Saturday, October 18, 2008

Why McCain May Still Win

I hate to tell you this, but the American people, may not be ready for a black, well-spoken, intellectual, President. Admittedly, the economic crises we are facing is making some who would otherwise never even consider an Obama vote second-guess. But in the end, Americans in general are uneducated, and risk averse. My prediction, is that many people of a conservative nature, who out of desperation have leaned towards Obama during the last three weeks, will drift back towards McCain, simply because, that is what they know. Many Americans claim they want change, but when ultimately, they have to vote on it, they will chicken out.

If McCain wins, pundits will wonder how a candidate can win every debate, run a superior campaign, and ultimately lose. Ultimately, it will show more about the American people and their ideosyncracies than it will about any other factor. Let's face the facts, most Americans believe in a world that is less than 10,000 years old, still believe that Adam and Eve were the progenitors of all humans and have great reservations about science as a means of discovering truth relative to revelation as documented in scripture.

As a country, we are only as good as our citizens are. We cannot expect reasonable voting patterns, when reason is eschewed for myth and superstition in most aspects of American lives. How people think will determine how people vote. Appealing to reason in this country is like trying to look at a nebula with a microscope. For those of us liberals who look at polls and think, just maybe, reason may prevail, I still wonder, can it really. Maybe I'm a pessimist. Perhaps I've been conditioned by having been on the losing side so many times in this blindly conservative state.

But part of what I've learned, is that many Americans would rather suffer, than learn from their mistakes. If Obama wins, it will be closer than rational people will suspect, but I still think McCain, despite his erratic and angry demeanor, may still carry the day. And what it will say about America, is that they are no longer reliable as an ally, and formidable as a foe. For they have abandoned the real world, and are living in a mythical fairy land. And though their weapons are formidable, their dogma is but a shallow shell of contradictions and platitudes. The world still holds out hope that someon with the capacity to reason such as Obama may prevail in the world's only superpower. I also share that hope. But my confidence in the American voter, isn't all that great. Most Americans still believe Saddam Hussein had something to do with 9/11 and think Iraq had stockpiles of WMD. These people will vote in November. Obama's election as President would be an absolute miracle.


Allie said...

Oh come on!

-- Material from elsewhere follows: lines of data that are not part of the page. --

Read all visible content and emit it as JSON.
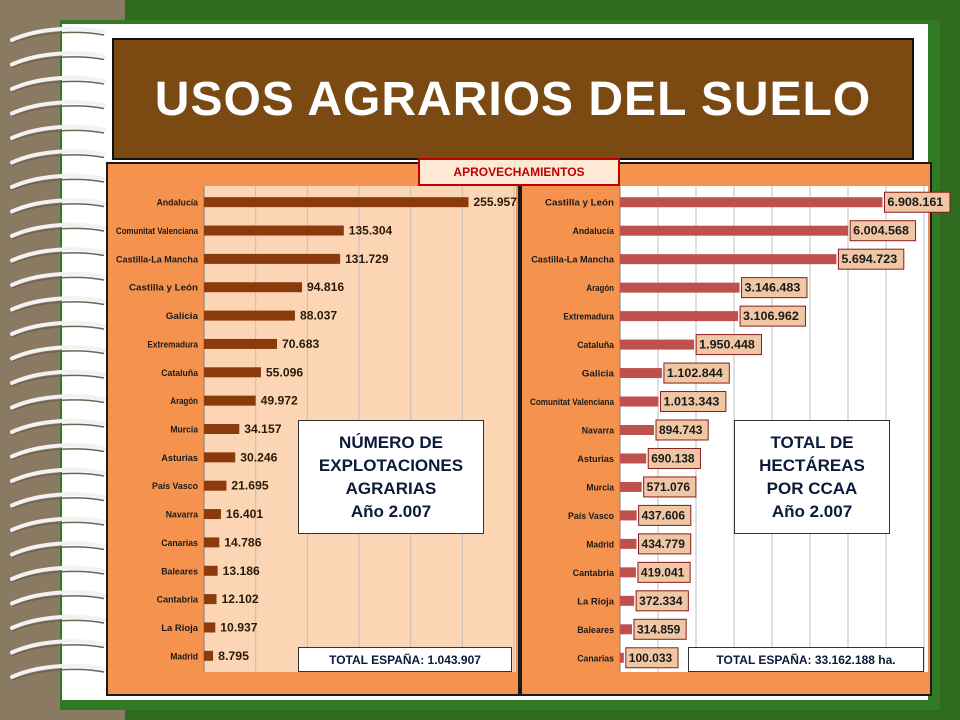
{
  "title": "USOS AGRARIOS DEL SUELO",
  "tag": "APROVECHAMIENTOS",
  "left_box": {
    "lines": [
      "NÚMERO DE",
      "EXPLOTACIONES",
      "AGRARIAS",
      "Año 2.007"
    ],
    "total": "TOTAL ESPAÑA: 1.043.907"
  },
  "right_box": {
    "lines": [
      "TOTAL DE",
      "HECTÁREAS",
      "POR CCAA",
      "Año 2.007"
    ],
    "total": "TOTAL ESPAÑA: 33.162.188 ha."
  },
  "colors": {
    "left_bar": "#8b3a0b",
    "right_bar": "#c0504d",
    "left_plot_bg": "#fcd5b4",
    "right_plot_bg": "#ffffff"
  },
  "chart_data": [
    {
      "type": "bar",
      "orientation": "horizontal",
      "categories": [
        "Andalucía",
        "Comunitat Valenciana",
        "Castilla-La Mancha",
        "Castilla y León",
        "Galicia",
        "Extremadura",
        "Cataluña",
        "Aragón",
        "Murcia",
        "Asturias",
        "País Vasco",
        "Navarra",
        "Canarias",
        "Baleares",
        "Cantabria",
        "La Rioja",
        "Madrid"
      ],
      "values": [
        255957,
        135304,
        131729,
        94816,
        88037,
        70683,
        55096,
        49972,
        34157,
        30246,
        21695,
        16401,
        14786,
        13186,
        12102,
        10937,
        8795
      ],
      "labels": [
        "255.957",
        "135.304",
        "131.729",
        "94.816",
        "88.037",
        "70.683",
        "55.096",
        "49.972",
        "34.157",
        "30.246",
        "21.695",
        "16.401",
        "14.786",
        "13.186",
        "12.102",
        "10.937",
        "8.795"
      ],
      "xlim": [
        0,
        300000
      ],
      "grid": true
    },
    {
      "type": "bar",
      "orientation": "horizontal",
      "categories": [
        "Castilla y León",
        "Andalucía",
        "Castilla-La Mancha",
        "Aragón",
        "Extremadura",
        "Cataluña",
        "Galicia",
        "Comunitat Valenciana",
        "Navarra",
        "Asturias",
        "Murcia",
        "País Vasco",
        "Madrid",
        "Cantabria",
        "La Rioja",
        "Baleares",
        "Canarias"
      ],
      "values": [
        6908161,
        6004568,
        5694723,
        3146483,
        3106962,
        1950448,
        1102844,
        1013343,
        894743,
        690138,
        571076,
        437606,
        434779,
        419041,
        372334,
        314859,
        100033
      ],
      "labels": [
        "6.908.161",
        "6.004.568",
        "5.694.723",
        "3.146.483",
        "3.106.962",
        "1.950.448",
        "1.102.844",
        "1.013.343",
        "894.743",
        "690.138",
        "571.076",
        "437.606",
        "434.779",
        "419.041",
        "372.334",
        "314.859",
        "100.033"
      ],
      "xlim": [
        0,
        8000000
      ],
      "grid": true
    }
  ]
}
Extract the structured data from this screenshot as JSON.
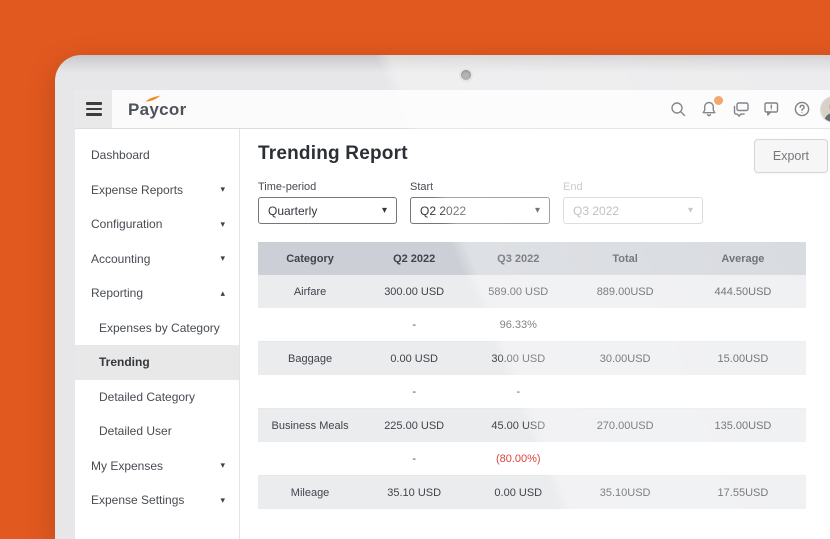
{
  "topbar": {
    "logo": "Paycor",
    "icons": [
      {
        "name": "search-icon"
      },
      {
        "name": "notifications-icon",
        "badge": true
      },
      {
        "name": "messages-icon"
      },
      {
        "name": "feedback-icon"
      },
      {
        "name": "help-icon"
      },
      {
        "name": "user-avatar"
      }
    ]
  },
  "sidebar": {
    "items": [
      {
        "label": "Dashboard",
        "sub": false,
        "chevron": null,
        "selected": false
      },
      {
        "label": "Expense Reports",
        "sub": false,
        "chevron": "down",
        "selected": false
      },
      {
        "label": "Configuration",
        "sub": false,
        "chevron": "down",
        "selected": false
      },
      {
        "label": "Accounting",
        "sub": false,
        "chevron": "down",
        "selected": false
      },
      {
        "label": "Reporting",
        "sub": false,
        "chevron": "up",
        "selected": false
      },
      {
        "label": "Expenses by Category",
        "sub": true,
        "chevron": null,
        "selected": false
      },
      {
        "label": "Trending",
        "sub": true,
        "chevron": null,
        "selected": true
      },
      {
        "label": "Detailed Category",
        "sub": true,
        "chevron": null,
        "selected": false
      },
      {
        "label": "Detailed User",
        "sub": true,
        "chevron": null,
        "selected": false
      },
      {
        "label": "My Expenses",
        "sub": false,
        "chevron": "down",
        "selected": false
      },
      {
        "label": "Expense Settings",
        "sub": false,
        "chevron": "down",
        "selected": false
      }
    ]
  },
  "main": {
    "title": "Trending Report",
    "export_label": "Export",
    "filters": [
      {
        "label": "Time-period",
        "value": "Quarterly",
        "disabled": false
      },
      {
        "label": "Start",
        "value": "Q2 2022",
        "disabled": false
      },
      {
        "label": "End",
        "value": "Q3 2022",
        "disabled": true
      }
    ]
  },
  "chart_data": {
    "type": "table",
    "title": "Trending Report",
    "columns": [
      "Category",
      "Q2 2022",
      "Q3 2022",
      "Total",
      "Average"
    ],
    "rows": [
      {
        "type": "data",
        "cells": [
          "Airfare",
          "300.00 USD",
          "589.00 USD",
          "889.00USD",
          "444.50USD"
        ]
      },
      {
        "type": "change",
        "cells": [
          "",
          "-",
          "96.33%",
          "",
          ""
        ],
        "red_cells": []
      },
      {
        "type": "data",
        "cells": [
          "Baggage",
          "0.00 USD",
          "30.00 USD",
          "30.00USD",
          "15.00USD"
        ]
      },
      {
        "type": "change",
        "cells": [
          "",
          "-",
          "-",
          "",
          ""
        ],
        "red_cells": []
      },
      {
        "type": "data",
        "cells": [
          "Business Meals",
          "225.00 USD",
          "45.00 USD",
          "270.00USD",
          "135.00USD"
        ]
      },
      {
        "type": "change",
        "cells": [
          "",
          "-",
          "(80.00%)",
          "",
          ""
        ],
        "red_cells": [
          2
        ]
      },
      {
        "type": "data",
        "cells": [
          "Mileage",
          "35.10 USD",
          "0.00 USD",
          "35.10USD",
          "17.55USD"
        ]
      },
      {
        "type": "change",
        "cells": [
          "",
          "",
          "",
          "",
          ""
        ],
        "red_cells": []
      }
    ]
  },
  "colors": {
    "backdrop_orange": "#e2591f",
    "brand_swoosh": "#f08c1e",
    "notification_badge": "#ef8b3f",
    "negative_value": "#d9453f",
    "table_header_bg": "#ccd0d6",
    "row_alt_bg": "#ebecee"
  }
}
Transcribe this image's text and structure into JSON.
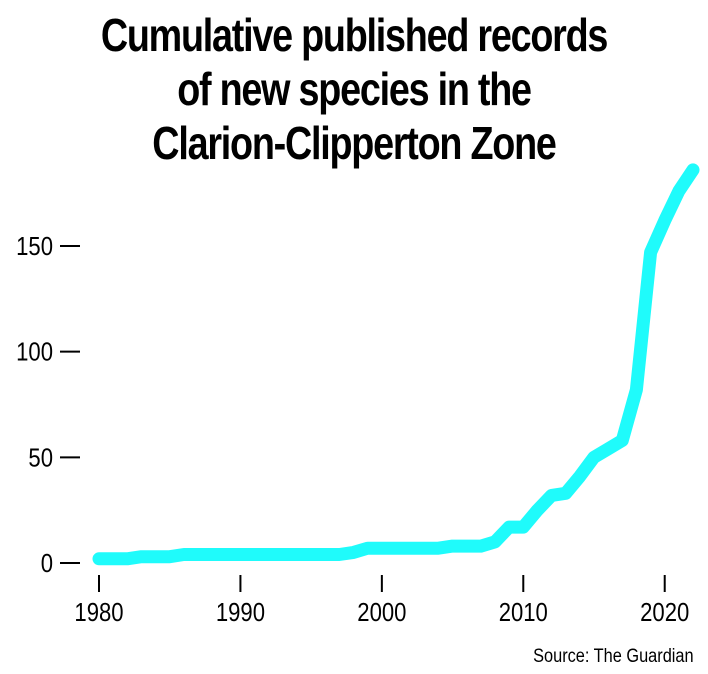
{
  "chart_data": {
    "type": "line",
    "title_lines": [
      "Cumulative published records",
      "of new species in the",
      "Clarion-Clipperton Zone"
    ],
    "xlabel": "",
    "ylabel": "",
    "xlim": [
      1980,
      2022
    ],
    "ylim": [
      0,
      185
    ],
    "x_ticks": [
      1980,
      1990,
      2000,
      2010,
      2020
    ],
    "y_ticks": [
      0,
      50,
      100,
      150
    ],
    "grid": false,
    "legend": "none",
    "line_color": "#1FFBFB",
    "series": [
      {
        "x": [
          1980,
          1981,
          1982,
          1983,
          1984,
          1985,
          1986,
          1987,
          1988,
          1989,
          1990,
          1991,
          1992,
          1993,
          1994,
          1995,
          1996,
          1997,
          1998,
          1999,
          2000,
          2001,
          2002,
          2003,
          2004,
          2005,
          2006,
          2007,
          2008,
          2009,
          2010,
          2011,
          2012,
          2013,
          2014,
          2015,
          2016,
          2017,
          2018,
          2019,
          2020,
          2021,
          2022
        ],
        "values": [
          2,
          2,
          2,
          3,
          3,
          3,
          4,
          4,
          4,
          4,
          4,
          4,
          4,
          4,
          4,
          4,
          4,
          4,
          5,
          7,
          7,
          7,
          7,
          7,
          7,
          8,
          8,
          8,
          10,
          17,
          17,
          25,
          32,
          33,
          41,
          50,
          54,
          58,
          82,
          147,
          162,
          176,
          186
        ]
      }
    ]
  },
  "source": "Source: The Guardian"
}
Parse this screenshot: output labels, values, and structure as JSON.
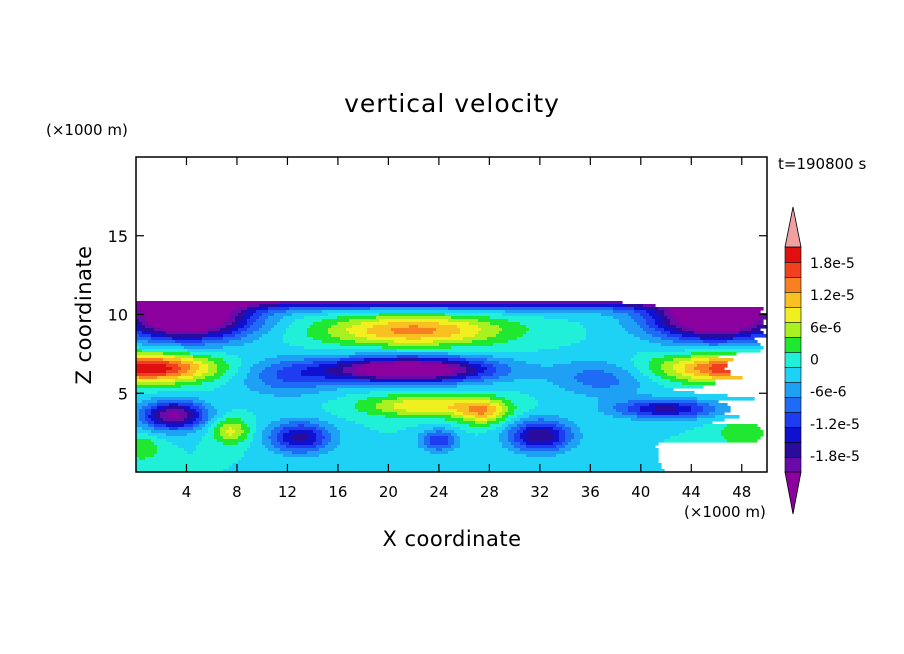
{
  "chart_data": {
    "type": "heatmap",
    "title": "vertical velocity",
    "xlabel": "X coordinate",
    "ylabel": "Z coordinate",
    "x_unit": "(×1000 m)",
    "y_unit": "(×1000 m)",
    "time_label": "t=190800 s",
    "xlim": [
      0,
      50
    ],
    "ylim": [
      0,
      20
    ],
    "xticks": [
      4,
      8,
      12,
      16,
      20,
      24,
      28,
      32,
      36,
      40,
      44,
      48
    ],
    "yticks": [
      5,
      10,
      15
    ],
    "colorbar": {
      "levels": [
        -2.1e-05,
        -1.8e-05,
        -1.5e-05,
        -1.2e-05,
        -9e-06,
        -6e-06,
        -3e-06,
        0,
        3e-06,
        6e-06,
        9e-06,
        1.2e-05,
        1.5e-05,
        1.8e-05,
        2.1e-05
      ],
      "colors": [
        "#6a0aa8",
        "#2a0c9c",
        "#1010d0",
        "#1e3cf0",
        "#1e6cf5",
        "#1ea0f5",
        "#1ed2f5",
        "#20f0d8",
        "#20e830",
        "#a8f020",
        "#f0f020",
        "#f8c020",
        "#f88020",
        "#f04020",
        "#e01010"
      ],
      "under_color": "#8c00a0",
      "over_color": "#f0a0a0",
      "tick_labels": [
        "-1.8e-5",
        "-1.2e-5",
        "-6e-6",
        "0",
        "6e-6",
        "1.2e-5",
        "1.8e-5"
      ],
      "tick_values": [
        -1.8e-05,
        -1.2e-05,
        -6e-06,
        0,
        6e-06,
        1.2e-05,
        1.8e-05
      ]
    },
    "field": {
      "background": -3e-05,
      "base": 0,
      "features": [
        {
          "x": 25,
          "z": 11.6,
          "sx": 40,
          "sz": 0.9,
          "v": -5e-05
        },
        {
          "x": 2,
          "z": 11.3,
          "sx": 4,
          "sz": 0.6,
          "v": -1.5e-05
        },
        {
          "x": 46,
          "z": 11.8,
          "sx": 5,
          "sz": 0.6,
          "v": -1.5e-05
        },
        {
          "x": 22,
          "z": 9.0,
          "sx": 7,
          "sz": 1.0,
          "v": 1.6e-05
        },
        {
          "x": 4,
          "z": 9.8,
          "sx": 5,
          "sz": 1.4,
          "v": -3.2e-05
        },
        {
          "x": 46,
          "z": 9.8,
          "sx": 5,
          "sz": 1.4,
          "v": -3.2e-05
        },
        {
          "x": 1,
          "z": 6.6,
          "sx": 5,
          "sz": 0.9,
          "v": 2.4e-05
        },
        {
          "x": 49,
          "z": 6.6,
          "sx": 7,
          "sz": 0.9,
          "v": 2.4e-05
        },
        {
          "x": 21.5,
          "z": 6.5,
          "sx": 6.5,
          "sz": 0.8,
          "v": -3e-05
        },
        {
          "x": 12,
          "z": 6.0,
          "sx": 4,
          "sz": 1.2,
          "v": -8e-06
        },
        {
          "x": 37,
          "z": 6.0,
          "sx": 4,
          "sz": 1.2,
          "v": -8e-06
        },
        {
          "x": 23,
          "z": 4.2,
          "sx": 5,
          "sz": 0.7,
          "v": 1.2e-05
        },
        {
          "x": 27.5,
          "z": 3.8,
          "sx": 2,
          "sz": 0.8,
          "v": 1.2e-05
        },
        {
          "x": 3,
          "z": 3.6,
          "sx": 2.5,
          "sz": 0.9,
          "v": -2.2e-05
        },
        {
          "x": 7.5,
          "z": 2.6,
          "sx": 1.5,
          "sz": 0.8,
          "v": 1e-05
        },
        {
          "x": 13,
          "z": 2.2,
          "sx": 2.5,
          "sz": 1.0,
          "v": -1.6e-05
        },
        {
          "x": 32,
          "z": 2.3,
          "sx": 2.5,
          "sz": 1.0,
          "v": -1.8e-05
        },
        {
          "x": 42,
          "z": 4.0,
          "sx": 4,
          "sz": 0.6,
          "v": -1.6e-05
        },
        {
          "x": 48,
          "z": 2.5,
          "sx": 2,
          "sz": 0.8,
          "v": 6e-06
        },
        {
          "x": 0.5,
          "z": 1.5,
          "sx": 1.5,
          "sz": 0.8,
          "v": 6e-06
        },
        {
          "x": 24,
          "z": 2.0,
          "sx": 1.5,
          "sz": 0.7,
          "v": -1.2e-05
        }
      ]
    }
  }
}
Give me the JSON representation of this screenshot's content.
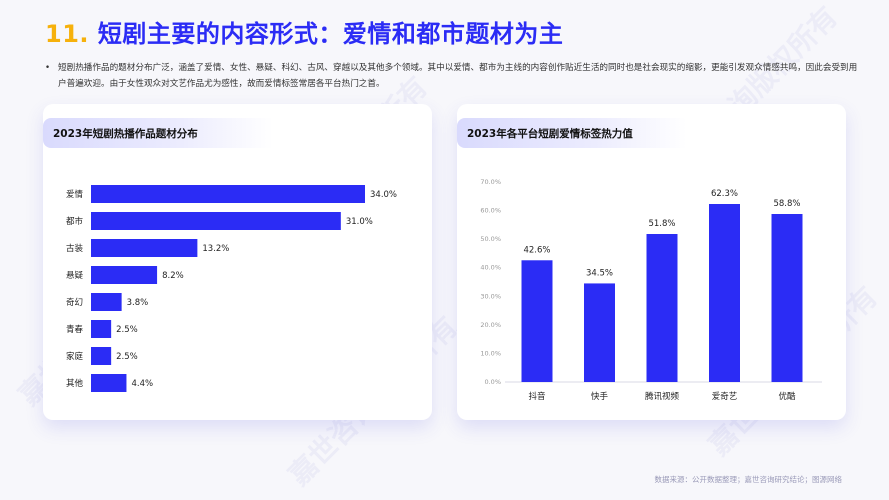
{
  "header": {
    "number": "11.",
    "title": "短剧主要的内容形式：爱情和都市题材为主"
  },
  "intro": {
    "bullet": "•",
    "text": "短剧热播作品的题材分布广泛，涵盖了爱情、女性、悬疑、科幻、古风、穿越以及其他多个领域。其中以爱情、都市为主线的内容创作贴近生活的同时也是社会现实的缩影，更能引发观众情感共鸣，因此会受到用户普遍欢迎。由于女性观众对文艺作品尤为感性，故而爱情标签常居各平台热门之首。"
  },
  "left_card": {
    "title": "2023年短剧热播作品题材分布"
  },
  "right_card": {
    "title": "2023年各平台短剧爱情标签热力值"
  },
  "source": "数据来源：公开数据整理；嘉世咨询研究结论；图源网络",
  "watermark": "嘉世咨询版权所有",
  "colors": {
    "bar": "#2b2cf5",
    "accent": "#f6b10c",
    "title": "#2b2cf5"
  },
  "chart_data": [
    {
      "type": "bar",
      "orientation": "horizontal",
      "title": "2023年短剧热播作品题材分布",
      "categories": [
        "爱情",
        "都市",
        "古装",
        "悬疑",
        "奇幻",
        "青春",
        "家庭",
        "其他"
      ],
      "values": [
        34.0,
        31.0,
        13.2,
        8.2,
        3.8,
        2.5,
        2.5,
        4.4
      ],
      "labels": [
        "34.0%",
        "31.0%",
        "13.2%",
        "8.2%",
        "3.8%",
        "2.5%",
        "2.5%",
        "4.4%"
      ],
      "xlim": [
        0,
        34.0
      ],
      "unit": "%"
    },
    {
      "type": "bar",
      "orientation": "vertical",
      "title": "2023年各平台短剧爱情标签热力值",
      "categories": [
        "抖音",
        "快手",
        "腾讯视频",
        "爱奇艺",
        "优酷"
      ],
      "values": [
        42.6,
        34.5,
        51.8,
        62.3,
        58.8
      ],
      "labels": [
        "42.6%",
        "34.5%",
        "51.8%",
        "62.3%",
        "58.8%"
      ],
      "ylim": [
        0,
        70
      ],
      "yticks": [
        "0.0%",
        "10.0%",
        "20.0%",
        "30.0%",
        "40.0%",
        "50.0%",
        "60.0%",
        "70.0%"
      ],
      "grid": false
    }
  ]
}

I've just started having a tiny bit of hope.


just-commenting said...

I am hopeful that those who cannot bring themselves to vote for a democrat or a non-white person when they do vote will be sufficiently offset by some of those who cannot bring themselves to state out loud when they are polled that they would vote that way, but then when they are in the privacy of the voting booth will do what they swore that they never would. That could get some votes for Obama that the pollsters have not counted.

Now that is a long sentence, but perhaps the moment of truth may to some degree cut both ways in having people vote differently than what they express out loud when polled.

I remain guardedly hopeful.

Jeremy said...

Obi Wan,

I agree with you that it will be closer than most pundits are calling it. I disagree with your contention that a win for McCain says anything worse about Americans than what a win for Obama would say. If you look at what both candidates have promised Americans, two insane grab bags of new government programs and foolishness, it is clear that a win for either major party candidate means Americans don't deserve the liberty, progress, and virtue our forbears have passed down to us.

America came out of this election looking pretty damn awful long before the primaries were even finished.